Since my prior two updates, we have five new posts in the Innovation Law Beyond IP blog symposium. First, Michael Burstein and Fiona Murray described their new paper on Governing Innovation Prizes. They note that real-world prizes are different from those modeled in the economic literature, and they begin to remedy this empirical gap through a case study of the Progressive Insurance Automotive X Prize.
Second, Jonathan Masur provides some thoughtful comments on both Burstein & Murray's prizes paper and a paper on NIH grant funding by Bhaven Sampat.
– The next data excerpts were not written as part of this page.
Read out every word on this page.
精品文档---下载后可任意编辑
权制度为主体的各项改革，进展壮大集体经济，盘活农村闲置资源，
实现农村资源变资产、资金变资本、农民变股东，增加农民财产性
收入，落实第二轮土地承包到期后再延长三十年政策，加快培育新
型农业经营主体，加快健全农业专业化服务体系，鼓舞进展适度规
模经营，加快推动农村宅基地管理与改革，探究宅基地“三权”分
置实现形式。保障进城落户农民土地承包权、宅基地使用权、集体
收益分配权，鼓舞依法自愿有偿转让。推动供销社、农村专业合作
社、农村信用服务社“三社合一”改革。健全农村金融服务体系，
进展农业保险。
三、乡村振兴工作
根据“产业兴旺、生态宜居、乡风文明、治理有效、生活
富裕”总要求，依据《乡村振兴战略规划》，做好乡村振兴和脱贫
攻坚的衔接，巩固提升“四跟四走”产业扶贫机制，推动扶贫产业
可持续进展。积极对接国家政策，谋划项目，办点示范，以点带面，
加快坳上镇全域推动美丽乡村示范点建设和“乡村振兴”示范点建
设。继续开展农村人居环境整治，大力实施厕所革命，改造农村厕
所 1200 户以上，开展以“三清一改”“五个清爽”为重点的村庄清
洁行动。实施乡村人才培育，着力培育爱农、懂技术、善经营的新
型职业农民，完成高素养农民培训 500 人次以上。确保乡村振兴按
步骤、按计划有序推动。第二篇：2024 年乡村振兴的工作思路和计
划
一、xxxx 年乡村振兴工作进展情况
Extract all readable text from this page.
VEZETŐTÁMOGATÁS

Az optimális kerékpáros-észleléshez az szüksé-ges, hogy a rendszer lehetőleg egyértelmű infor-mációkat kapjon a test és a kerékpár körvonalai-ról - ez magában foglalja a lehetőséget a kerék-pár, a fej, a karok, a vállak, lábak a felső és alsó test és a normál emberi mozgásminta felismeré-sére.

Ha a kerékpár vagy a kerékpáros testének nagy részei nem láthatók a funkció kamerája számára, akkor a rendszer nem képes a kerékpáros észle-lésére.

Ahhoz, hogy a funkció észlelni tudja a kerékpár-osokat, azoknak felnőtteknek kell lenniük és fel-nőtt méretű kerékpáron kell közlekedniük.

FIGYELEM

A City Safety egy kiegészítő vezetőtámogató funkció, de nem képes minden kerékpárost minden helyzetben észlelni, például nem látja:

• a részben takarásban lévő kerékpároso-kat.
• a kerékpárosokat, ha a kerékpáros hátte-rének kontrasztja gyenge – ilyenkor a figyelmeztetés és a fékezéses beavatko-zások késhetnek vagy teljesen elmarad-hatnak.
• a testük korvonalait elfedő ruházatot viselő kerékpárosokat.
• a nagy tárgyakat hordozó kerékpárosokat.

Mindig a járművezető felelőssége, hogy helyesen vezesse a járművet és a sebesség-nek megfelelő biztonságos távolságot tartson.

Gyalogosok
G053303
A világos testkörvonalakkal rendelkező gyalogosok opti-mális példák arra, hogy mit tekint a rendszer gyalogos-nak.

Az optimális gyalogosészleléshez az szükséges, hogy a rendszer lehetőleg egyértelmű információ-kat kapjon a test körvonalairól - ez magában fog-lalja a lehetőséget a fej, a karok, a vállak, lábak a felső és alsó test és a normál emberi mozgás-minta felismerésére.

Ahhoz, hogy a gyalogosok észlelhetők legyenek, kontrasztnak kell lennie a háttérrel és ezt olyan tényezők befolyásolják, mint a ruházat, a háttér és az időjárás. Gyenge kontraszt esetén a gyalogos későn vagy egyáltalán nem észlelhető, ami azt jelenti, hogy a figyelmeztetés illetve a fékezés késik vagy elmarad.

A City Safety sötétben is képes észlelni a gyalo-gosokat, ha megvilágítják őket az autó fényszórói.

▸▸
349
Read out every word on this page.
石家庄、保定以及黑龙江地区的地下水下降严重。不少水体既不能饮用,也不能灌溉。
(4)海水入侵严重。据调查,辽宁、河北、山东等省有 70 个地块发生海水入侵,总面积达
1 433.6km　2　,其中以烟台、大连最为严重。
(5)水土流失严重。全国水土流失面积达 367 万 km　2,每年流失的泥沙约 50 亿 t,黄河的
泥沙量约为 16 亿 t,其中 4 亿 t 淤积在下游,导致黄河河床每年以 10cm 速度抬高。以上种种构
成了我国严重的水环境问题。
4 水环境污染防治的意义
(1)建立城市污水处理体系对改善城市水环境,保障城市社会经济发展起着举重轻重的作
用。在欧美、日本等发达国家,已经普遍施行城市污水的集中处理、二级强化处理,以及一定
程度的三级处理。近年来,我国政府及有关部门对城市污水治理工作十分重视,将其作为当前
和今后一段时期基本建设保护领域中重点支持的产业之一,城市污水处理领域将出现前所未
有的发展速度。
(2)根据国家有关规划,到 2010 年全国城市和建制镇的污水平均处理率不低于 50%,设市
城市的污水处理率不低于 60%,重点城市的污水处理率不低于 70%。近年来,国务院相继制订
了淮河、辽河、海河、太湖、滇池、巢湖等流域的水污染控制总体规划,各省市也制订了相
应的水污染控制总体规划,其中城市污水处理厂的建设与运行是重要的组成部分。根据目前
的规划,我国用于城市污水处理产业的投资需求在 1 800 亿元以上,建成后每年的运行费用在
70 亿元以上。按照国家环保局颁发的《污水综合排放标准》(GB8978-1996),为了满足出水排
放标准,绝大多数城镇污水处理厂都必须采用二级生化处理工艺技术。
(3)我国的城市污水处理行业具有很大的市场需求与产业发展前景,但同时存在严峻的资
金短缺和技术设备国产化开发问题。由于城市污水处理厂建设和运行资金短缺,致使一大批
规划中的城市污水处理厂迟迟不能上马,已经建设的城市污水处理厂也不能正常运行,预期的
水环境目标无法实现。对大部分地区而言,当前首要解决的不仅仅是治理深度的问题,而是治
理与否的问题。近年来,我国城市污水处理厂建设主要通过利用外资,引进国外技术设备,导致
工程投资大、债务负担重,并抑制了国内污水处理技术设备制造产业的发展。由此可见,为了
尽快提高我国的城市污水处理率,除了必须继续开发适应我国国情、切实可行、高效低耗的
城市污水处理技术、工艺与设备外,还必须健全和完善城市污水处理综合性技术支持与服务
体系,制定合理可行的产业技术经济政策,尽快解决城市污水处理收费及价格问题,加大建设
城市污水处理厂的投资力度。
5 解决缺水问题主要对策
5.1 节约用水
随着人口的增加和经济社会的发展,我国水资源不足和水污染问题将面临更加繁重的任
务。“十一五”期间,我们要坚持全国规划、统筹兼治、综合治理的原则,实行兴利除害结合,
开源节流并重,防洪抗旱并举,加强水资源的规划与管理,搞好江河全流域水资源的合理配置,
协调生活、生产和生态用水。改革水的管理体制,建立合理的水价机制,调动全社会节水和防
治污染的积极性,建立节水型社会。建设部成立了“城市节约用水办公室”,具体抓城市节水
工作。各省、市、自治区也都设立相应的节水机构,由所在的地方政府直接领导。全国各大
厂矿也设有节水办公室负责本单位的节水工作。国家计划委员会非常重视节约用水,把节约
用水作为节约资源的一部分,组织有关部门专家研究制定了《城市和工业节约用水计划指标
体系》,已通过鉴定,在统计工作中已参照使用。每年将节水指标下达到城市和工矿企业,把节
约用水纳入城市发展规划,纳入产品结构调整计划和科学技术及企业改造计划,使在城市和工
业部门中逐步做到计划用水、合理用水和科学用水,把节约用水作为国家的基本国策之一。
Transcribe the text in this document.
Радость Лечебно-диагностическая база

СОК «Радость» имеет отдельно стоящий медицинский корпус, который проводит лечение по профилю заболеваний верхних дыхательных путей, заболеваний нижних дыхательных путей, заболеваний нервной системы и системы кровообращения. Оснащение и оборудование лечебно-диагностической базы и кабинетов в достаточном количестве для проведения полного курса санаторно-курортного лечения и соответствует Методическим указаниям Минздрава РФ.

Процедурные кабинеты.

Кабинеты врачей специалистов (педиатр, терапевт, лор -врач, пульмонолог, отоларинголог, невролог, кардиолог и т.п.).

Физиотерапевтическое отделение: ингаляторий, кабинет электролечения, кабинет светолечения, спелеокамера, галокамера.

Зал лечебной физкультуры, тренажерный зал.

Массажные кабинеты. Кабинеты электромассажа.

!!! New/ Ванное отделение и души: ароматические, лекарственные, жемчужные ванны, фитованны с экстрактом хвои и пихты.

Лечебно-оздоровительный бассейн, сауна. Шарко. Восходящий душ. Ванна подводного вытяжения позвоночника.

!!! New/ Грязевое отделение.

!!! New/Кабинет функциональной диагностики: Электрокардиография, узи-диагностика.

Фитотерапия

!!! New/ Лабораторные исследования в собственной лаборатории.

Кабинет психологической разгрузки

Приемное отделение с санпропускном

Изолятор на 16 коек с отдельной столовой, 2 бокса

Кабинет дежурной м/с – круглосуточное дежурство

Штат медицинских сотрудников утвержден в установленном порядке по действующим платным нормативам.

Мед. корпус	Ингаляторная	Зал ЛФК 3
Masur notes two important findings of Burstein & Murray's case study—the importance of process over substance, and the role of external motivations such as reputational gains—and wonders how these findings will scale to larger competitions between profit-maximizing competitors. He also describes Sampat's paper, Serendipity, which finds that a substantial number of new drugs appear to result from NIH grants that were nominally directed at a different field of study. Sampat acknowledges that it is possible that these results are not serendipitous: researches may have applied for whatever grants were available while strategically intending to do research in different fields. But Masur notes that it might not matter: "the point is that the grants are generating valuable medical research in areas that the funding agencies never contemplated." Masur also notes that both papers are engaged in an important conversation about "the necessity, or the effectiveness, of trying to centrally direct research through funding rules."
Third, Orly Lobel has posted about her book, Talent Wants to Be Free: Why Should Learn to Love Leaks, Raids and Free-Riding, which will be the focus of our roundtable discussion on Innovation and Human Capital. This roundtable will be moderated by ISP fellow Kiel Brennan-Marquez, who posted an interview with Lobel about her book a few months ago.
And finally, we have two posts from participants in our roundtable on Privacy and Innovation. Frank Pasquale suggests that by highly regulating biosurveillance goals such as curing illness (e.g., identifying "obesity clusters") while failing to regulate the de facto punishment of certain groups (e.g., identifying a certain class as worse credit risks), "law may perversely help channel capital into discriminatory ventures and away from socially productive ones." He argues that rather than deregulating all of it, we should recognize that "all data is health data" and should be subject to updated anti-discrimination and privacy laws. And Tal Zarsky describes his paper on The Privacy/Innovation Conundrum, which argues against overly strict privacy protections that could stall internet-related innovations.